Se o assunto fosse para graças, diria que também joguei à bola, que nunca perdi por mais de dez e que era frequentemente um elemento desequilibrador, especialmente em desfavor da minha equipa.
Mas o caso é sério. Afinal o que valem os (chamados) «direitos humanos»? E porque é que o futebol é um mundo à parte na justiça e nos negócios?
Bem sei: as pessoas, na sua maior parte, são apaixonadas pela modalidade, entendem-na facilmente, identificam-se com os seus protagonistas e vivem-na de modo intenso, até para esquecerem as agruras da vida e se evadirem do castigo que é sofrer as medidas governativas dos políticos e a violência da subjugação imposta pelos donos do dinheiro.
Já os poderosos e os políticos tiram os benefícios que podem da alienação futebolística: os primeiros através de negócios muitas vezes opacos e os segundos mediante o adormecimento dos eleitores.
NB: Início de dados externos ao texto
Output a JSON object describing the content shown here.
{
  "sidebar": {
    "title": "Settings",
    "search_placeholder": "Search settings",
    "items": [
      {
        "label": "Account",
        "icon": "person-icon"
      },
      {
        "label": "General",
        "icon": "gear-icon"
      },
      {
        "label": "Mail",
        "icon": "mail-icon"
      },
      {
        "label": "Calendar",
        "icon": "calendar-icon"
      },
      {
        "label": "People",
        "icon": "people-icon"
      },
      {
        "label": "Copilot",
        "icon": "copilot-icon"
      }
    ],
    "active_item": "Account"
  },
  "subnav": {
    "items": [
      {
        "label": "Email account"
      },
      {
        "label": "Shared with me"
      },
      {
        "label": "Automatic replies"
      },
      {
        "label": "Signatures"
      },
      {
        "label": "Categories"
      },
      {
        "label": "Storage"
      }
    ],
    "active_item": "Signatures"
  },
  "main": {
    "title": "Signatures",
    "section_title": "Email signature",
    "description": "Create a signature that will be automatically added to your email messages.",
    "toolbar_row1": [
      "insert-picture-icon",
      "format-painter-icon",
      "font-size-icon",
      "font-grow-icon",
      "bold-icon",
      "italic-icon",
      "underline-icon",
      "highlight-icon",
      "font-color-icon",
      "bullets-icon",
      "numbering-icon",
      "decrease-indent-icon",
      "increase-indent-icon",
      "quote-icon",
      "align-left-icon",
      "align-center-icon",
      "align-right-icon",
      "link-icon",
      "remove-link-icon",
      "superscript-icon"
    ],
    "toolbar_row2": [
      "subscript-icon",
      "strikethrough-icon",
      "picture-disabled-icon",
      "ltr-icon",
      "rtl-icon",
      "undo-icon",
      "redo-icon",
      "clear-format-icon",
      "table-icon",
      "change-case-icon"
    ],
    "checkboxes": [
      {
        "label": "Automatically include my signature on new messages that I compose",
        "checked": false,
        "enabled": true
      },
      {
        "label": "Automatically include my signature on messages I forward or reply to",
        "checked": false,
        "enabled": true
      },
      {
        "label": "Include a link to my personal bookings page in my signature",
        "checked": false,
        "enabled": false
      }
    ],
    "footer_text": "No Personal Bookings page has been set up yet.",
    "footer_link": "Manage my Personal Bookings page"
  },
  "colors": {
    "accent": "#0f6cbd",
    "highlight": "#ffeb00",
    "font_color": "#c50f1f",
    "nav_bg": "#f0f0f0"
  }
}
Os jogadores de eleição, esses, em número restrito relativamente à globalidade dos praticantes, auferem quantias estratosféricas, muitas vezes fugindo ao pagamento de impostos.
Que importa que o dinheiro envolvido seja de proveniência duvidosa e que finte as regras das finanças? Pior, qual é o problema de entregar a organização de campeonatos mundiais a países corruptos e sem o menor vestígio de respeito pelo que deviam ser direitos inalienáveis dos cidadãos, especialmente das mulheres e das pessoas desconsideradas por preconceitos sociais? Não importa nada. Não há problema nenhum.
Antes pelo contrário: falam-nos de patriotismo, de apoio aos nossos atletas, da importância de projectar o nome de Portugal no mundo.
É diverso o meu conceito de patriotismo. E gostava que o nome do meu país se tornasse relevante por outros motivos, como seja o da exigência de um módico de ética e de respeito por quaisquer pessoas.
Daí que não entenda nem aceite que vão a correr para o "Catar" (que raio de nome!) o presidente da república, o presidente da assembleia da república e o primeiro-ministro.
Mesmo que Portugal ganhe a competição, o ganho será à custa de valores maiores que esquecemos. E, ganhe quem ganhar, será uma legitimação do país anfitrião em que vigora um regime político execrável, com a colaboração de todos os que participam.
O que retirará dignidade ao vencedor, brilhante e merecedor que seja, quer se queira quer não.
Pertenço ao grupo dos que não rejubilarão, na hipótese de não ser o único.
José Batista d’Ascenção
Adenda: Uma palavra de apreço aos corajosos, futebolistas ou jornalistas, que, no "palco", têm assumido posições de crítica e de defesa dos direitos humanos. Muito merecidamente.